# will there be a end of the year 2018 meeting?



## fishyjoe24 (May 18, 2010)

just as the the title says will there be a end of the year meeting for 2018. are there any plans for a nov, or dec meeting.


----------



## CrownMan (Sep 12, 2005)

There will be an early December meeting at MacFans in south dallas. Meeting notice will be sent out a few weeks prior to the meeting.


----------



## fishyjoe24 (May 18, 2010)

bump, mike just sent out info. dec 9th 1pm at Michael's work shop. artifacture in down town dallas. hit up crowman for more info.


----------



## jercarr2018 (Jan 17, 2018)

my email is being dumb and wont send my reply but i have a nice piece of spider wood that i can donate for the tank.


----------



## CrownMan (Sep 12, 2005)

I will donate some eco complete and a few plants if necessary.
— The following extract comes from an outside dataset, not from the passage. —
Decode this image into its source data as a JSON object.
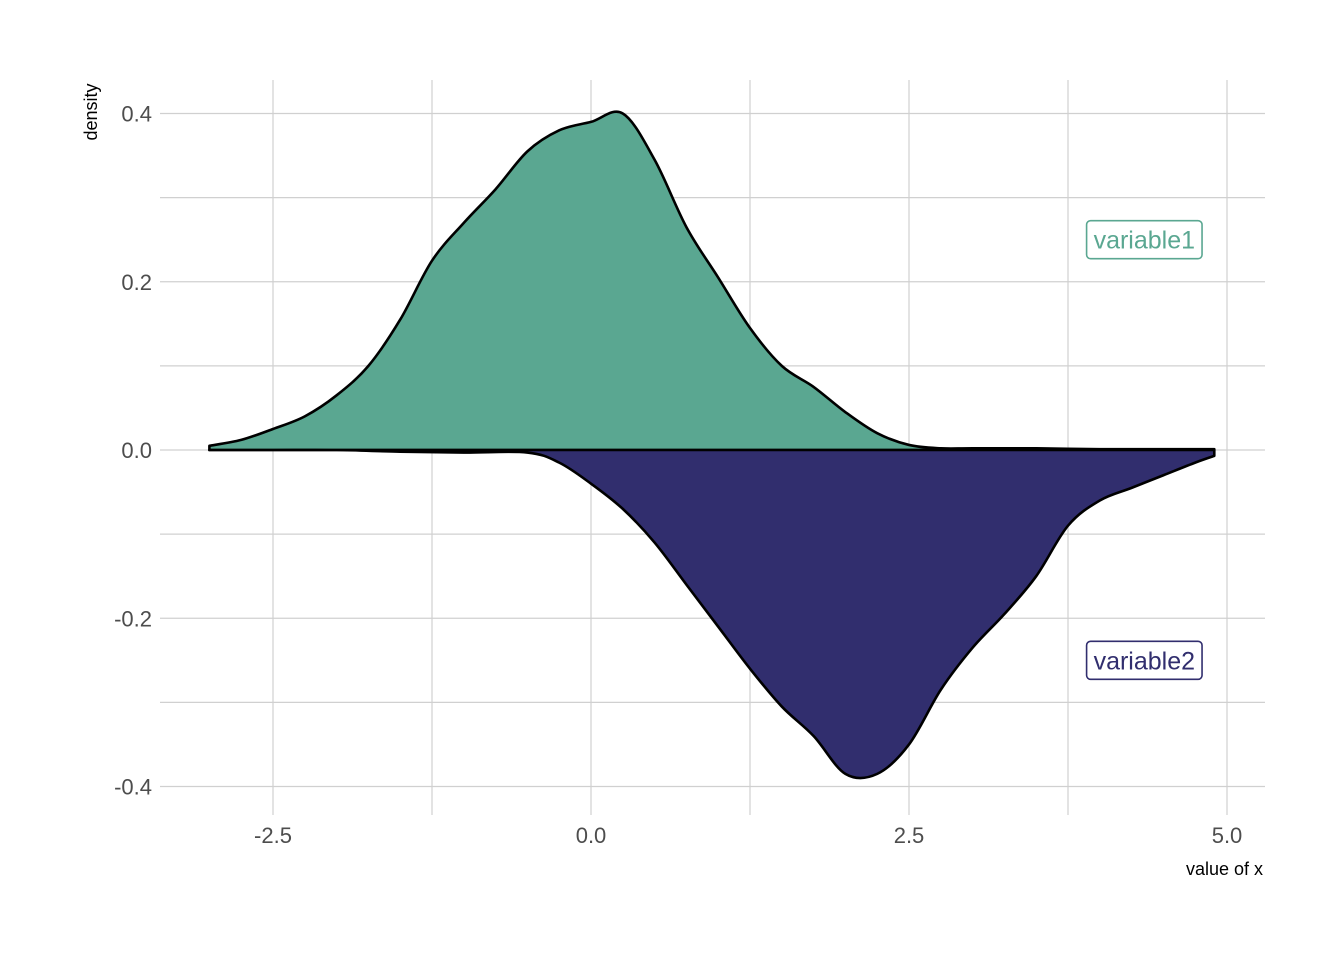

Thanks for the spider wood. Hopefully we'll get a plant donation from Tropica but we should have some small amount of Rotala H'ra and monte carlo for scaping. I'm sure there will be other plants available.


----------



## jercarr2018 (Jan 17, 2018)

I am moving in January and plan on breaking my tanks down right around meeting time so i will have a bunch of stuff for the scape also.


----------



## jercarr2018 (Jan 17, 2018)

wont be at the meeting after all. i'll bring the spiderwood to the next meeting i come to


----------



## fishyjoe24 (May 18, 2010)

I got some eco complete also if I need to bring some let me know. I also plan to bring some petite anubias, xmas moss, and rotella tooth cup.


----------



## CrownMan (Sep 12, 2005)

We will need some hardscape such as rocks or wood if anyone has some to spare.


----------